Enviada em 09/10/2017

Diante da insatisfatoriedade do sistema penitenciário atual, não se poderia deixar de aprofundar essa temática tendo em vista que um dos grandes marcos ocorreu na década de 1990 foi o massacre do presídio conhecido como Carandiru. Porém, atualmente os casos estão se agravando entre rebeliões, de facções criminosas que resultaram na morte de 56 detentos.

Nesse sentido, dos mais de 600 mil presos no Brasil hoje, cerca de 250 mil, ou 40% do total, são presos provisórios que resultam nos 94,8% dos casos, segundo o Conselho Nacional de Justiça (CNJ).

Outro aspecto a ser considerado, é que o poder Judiciário possuí parcela de responsabilidade na superlotação das cadeias. Além do grande contingente de presos provisórios existe outro impasse que impede que o problema se resolva que são as condenações á regime fechado sem necessidade. Em casos de condenação de menos de oito anos de reclusão o condenado pode cumprir a pena em regime semiaberto desde do início, segundo o Código Penal. Enquanto 53% dos presos foram sentenciados nesses termos, apenas 18% cumprem penas em regimes mais brandos.

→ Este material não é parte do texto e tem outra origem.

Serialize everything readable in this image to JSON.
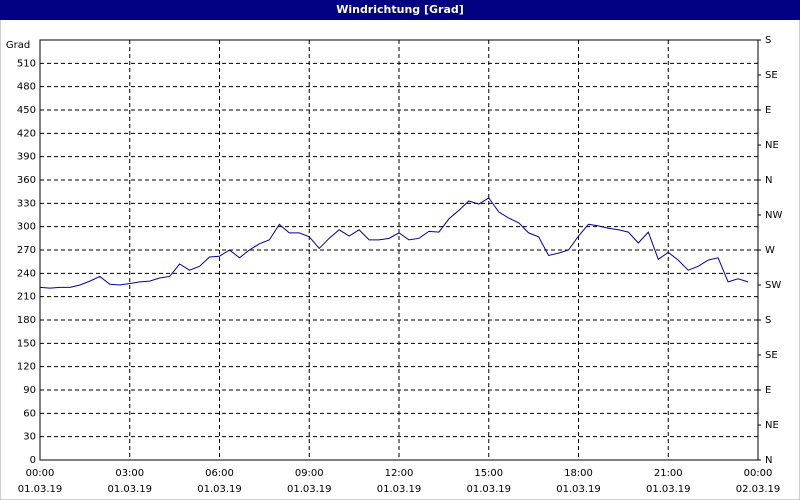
{
  "window_title": "Windrichtung [Grad]",
  "chart_data": {
    "type": "line",
    "ylabel": "Grad",
    "x": [
      0,
      20,
      40,
      60,
      80,
      100,
      120,
      140,
      160,
      180,
      200,
      220,
      240,
      260,
      280,
      300,
      320,
      340,
      360,
      380,
      400,
      420,
      440,
      460,
      480,
      500,
      520,
      540,
      560,
      580,
      600,
      620,
      640,
      660,
      680,
      700,
      720,
      740,
      760,
      780,
      800,
      820,
      840,
      860,
      880,
      900,
      920,
      940,
      960,
      980,
      1000,
      1020,
      1040,
      1060,
      1080,
      1100,
      1120,
      1140,
      1160,
      1180,
      1200,
      1220,
      1240,
      1260,
      1280,
      1300,
      1320,
      1340,
      1360,
      1380,
      1400,
      1420
    ],
    "series": [
      {
        "name": "Windrichtung",
        "color": "#0000a0",
        "values": [
          222,
          221,
          222,
          222,
          225,
          230,
          236,
          226,
          225,
          227,
          229,
          230,
          234,
          236,
          252,
          244,
          249,
          261,
          262,
          270,
          260,
          270,
          278,
          283,
          303,
          292,
          292,
          287,
          272,
          285,
          296,
          288,
          296,
          283,
          283,
          285,
          292,
          283,
          285,
          294,
          293,
          310,
          321,
          333,
          329,
          337,
          319,
          311,
          305,
          292,
          287,
          263,
          266,
          270,
          288,
          303,
          301,
          298,
          296,
          293,
          279,
          293,
          258,
          267,
          257,
          244,
          249,
          257,
          260,
          229,
          233,
          229
        ]
      }
    ],
    "xlim": [
      0,
      1440
    ],
    "xticks": [
      {
        "value": 0,
        "label": "00:00",
        "date": "01.03.19"
      },
      {
        "value": 180,
        "label": "03:00",
        "date": "01.03.19"
      },
      {
        "value": 360,
        "label": "06:00",
        "date": "01.03.19"
      },
      {
        "value": 540,
        "label": "09:00",
        "date": "01.03.19"
      },
      {
        "value": 720,
        "label": "12:00",
        "date": "01.03.19"
      },
      {
        "value": 900,
        "label": "15:00",
        "date": "01.03.19"
      },
      {
        "value": 1080,
        "label": "18:00",
        "date": "01.03.19"
      },
      {
        "value": 1260,
        "label": "21:00",
        "date": "01.03.19"
      },
      {
        "value": 1440,
        "label": "00:00",
        "date": "02.03.19"
      }
    ],
    "ylim": [
      0,
      540
    ],
    "yticks": [
      0,
      30,
      60,
      90,
      120,
      150,
      180,
      210,
      240,
      270,
      300,
      330,
      360,
      390,
      420,
      450,
      480,
      510
    ],
    "y2lim": [
      0,
      540
    ],
    "y2ticks": [
      {
        "value": 0,
        "label": "N"
      },
      {
        "value": 45,
        "label": "NE"
      },
      {
        "value": 90,
        "label": "E"
      },
      {
        "value": 135,
        "label": "SE"
      },
      {
        "value": 180,
        "label": "S"
      },
      {
        "value": 225,
        "label": "SW"
      },
      {
        "value": 270,
        "label": "W"
      },
      {
        "value": 315,
        "label": "NW"
      },
      {
        "value": 360,
        "label": "N"
      },
      {
        "value": 405,
        "label": "NE"
      },
      {
        "value": 450,
        "label": "E"
      },
      {
        "value": 495,
        "label": "SE"
      },
      {
        "value": 540,
        "label": "S"
      }
    ],
    "grid": true
  }
}
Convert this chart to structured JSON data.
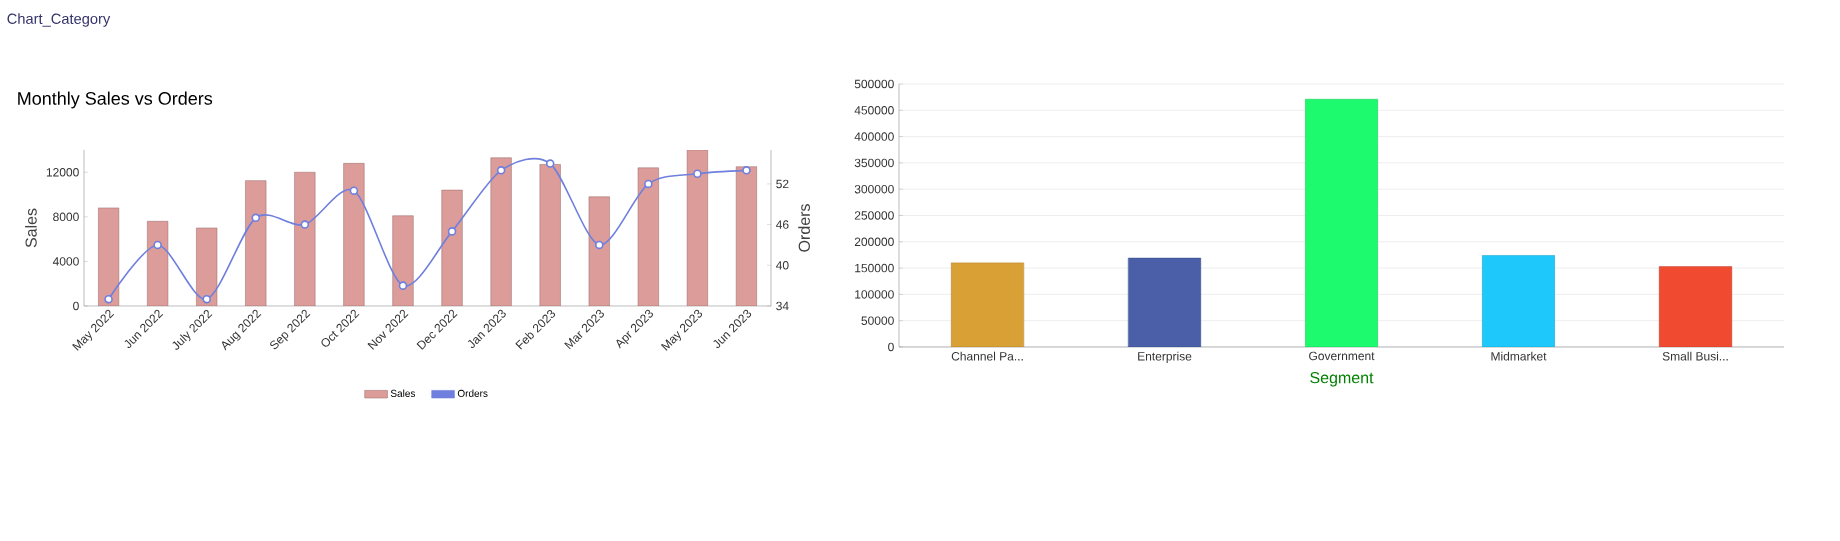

Portanto, medidas são necessárias para resolver o impasse, um dos fatores que torna a formação educacional essencial dentro das prisões se faz extremamente necessárias por conta da baixa escolaridade apresentada pela maioria dos detentos com isso, é dever do Estado instituir campanhas de formação á detentos ministradas por professores, psicólogos, pedagogos dentro de uma sala destinada para estudos  uma boa educação é uma forma de ressocializar o condenado á prisão. Ela possibilita que, ao retornar a sociedade após quitar sua divida com a justiça, os ex presidiários tenham outras opções que não ao regresso á criminalidade. De acordo com Immanuel Kant " O ser humano é aquilo que a educação faz dele".